I voted for him as well, and will do so again if he runs for reelection as Senator. But, President ... give me a break.
He has assumed candidate room temperature without realizing he has outsmarted himself.
This is good news. Conservatives can only run one candidate. It seems that Hunter is that man unless he does something stupid.
He's "politically stupid" only if most GOP primary voters support the Iraq war with the loyalty and intensity that most Freepers do. I'm not at all sure that's the case - and I base my concern on what I'm increasingly hearing in my own business, family and community circles. People I know to be Republicans are talking negatively about the Iraq war - in a way that they weren't doing six months ago and certainly not a year ago. Maybe my experience is not representative, but it's all I have to go on. On Freerepublic, we're kind of in a cocoon where people understand the war's importance and generally give Bush the benefit of the doubt (even though many of us think he has made mistakes in the way he's waged the war). Outside of Freerepublic, perspectives are different, even among Republicans.
Hey COEX,
Just because you start a thread doesn't mean you control what's on it...
I had:
Hunter
Brownback
Gilmore
I'm down to Hunter and Gilmore but we'll see who turn up...
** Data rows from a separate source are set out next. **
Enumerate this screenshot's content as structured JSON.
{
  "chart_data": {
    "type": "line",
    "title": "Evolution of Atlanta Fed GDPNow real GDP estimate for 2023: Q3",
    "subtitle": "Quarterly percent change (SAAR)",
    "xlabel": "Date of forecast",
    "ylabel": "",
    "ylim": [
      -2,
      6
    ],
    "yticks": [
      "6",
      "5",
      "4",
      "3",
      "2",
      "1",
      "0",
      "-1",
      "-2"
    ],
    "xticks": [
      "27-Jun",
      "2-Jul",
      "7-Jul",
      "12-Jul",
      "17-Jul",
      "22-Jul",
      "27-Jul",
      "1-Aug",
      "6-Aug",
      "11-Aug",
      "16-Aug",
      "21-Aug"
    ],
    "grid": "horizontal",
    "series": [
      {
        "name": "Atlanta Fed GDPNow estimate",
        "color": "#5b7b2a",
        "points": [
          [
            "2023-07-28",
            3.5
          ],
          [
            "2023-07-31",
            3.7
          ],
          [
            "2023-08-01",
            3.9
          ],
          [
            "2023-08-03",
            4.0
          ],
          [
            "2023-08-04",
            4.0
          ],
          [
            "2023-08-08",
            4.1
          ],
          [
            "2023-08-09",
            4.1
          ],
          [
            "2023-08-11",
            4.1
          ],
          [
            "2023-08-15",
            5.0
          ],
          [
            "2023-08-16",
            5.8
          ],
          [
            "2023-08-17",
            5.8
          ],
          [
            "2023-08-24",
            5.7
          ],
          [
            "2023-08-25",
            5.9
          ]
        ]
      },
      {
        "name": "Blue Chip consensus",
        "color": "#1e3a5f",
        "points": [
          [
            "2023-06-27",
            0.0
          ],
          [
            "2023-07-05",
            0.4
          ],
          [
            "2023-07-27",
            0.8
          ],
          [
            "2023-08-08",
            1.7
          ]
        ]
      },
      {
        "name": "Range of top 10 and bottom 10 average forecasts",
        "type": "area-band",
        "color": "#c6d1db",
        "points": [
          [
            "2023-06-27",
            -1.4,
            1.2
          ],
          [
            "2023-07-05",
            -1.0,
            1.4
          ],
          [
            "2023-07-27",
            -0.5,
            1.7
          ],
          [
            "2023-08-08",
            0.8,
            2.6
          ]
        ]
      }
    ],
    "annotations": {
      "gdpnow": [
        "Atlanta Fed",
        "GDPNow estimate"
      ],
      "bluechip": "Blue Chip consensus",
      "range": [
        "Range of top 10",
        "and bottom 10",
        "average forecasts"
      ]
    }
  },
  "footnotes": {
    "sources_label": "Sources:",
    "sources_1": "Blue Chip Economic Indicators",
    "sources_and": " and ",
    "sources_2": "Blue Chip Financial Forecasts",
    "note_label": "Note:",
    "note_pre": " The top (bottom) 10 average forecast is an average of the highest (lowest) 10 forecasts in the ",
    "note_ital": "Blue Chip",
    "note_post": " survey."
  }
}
I disagree with you: the problem in Iraq is more political than anything else. It is because for centuries the Sunnis and the Shias have treated each other as enemies that we have this big mess today. As long as Sunnis and Shias will not become more reasonable and agree to make a serious effort to live in peace with each other, adding more troops is useless. It is like a doctor putting a band-aid on the body of a patient who is terminally ill. On this point Senator Sam Brownback is right. Just adding more troops will not do the trick.
However, I listened carefully to what President George Bush said in his speech. George Bush is not advocating that we only send more troops
and thats all, folks! If that was the only strategy, it surely would fail. George Bush is also demanding that other things must change on the ground with the Iraqis. And I think that Sam Brownback fully agrees with these changes (crackdown by the Iraqi goverment on sectarian violence, American troops embedded with the Iraqi troops, definite improvement of the situation by November, etc.).
It seems to me that Sam Brownback and George Bush are actually on the same page: just sending more troops is not the solution because the problem is more political than anything else (this is what Sam Brownback says). More troops will be sent, but serious changes will take place on the ground (this is what George Bush says). And here, I believe that Sam Brownback will agree with George Bush if actually serious political changes on the ground occur, while more troops are sent.
I don't think we disagree all that much....what I meant is that up until now we have fought this battle in more political terms than militarily...it's time to take the gloves off...stop this pc crap and fight this war...let our GI's do their job and come home. Brownback and all the other Repubs should stand with their President so we can get this job done once and for all.
This guy wants the Republican nomination. What are his chances?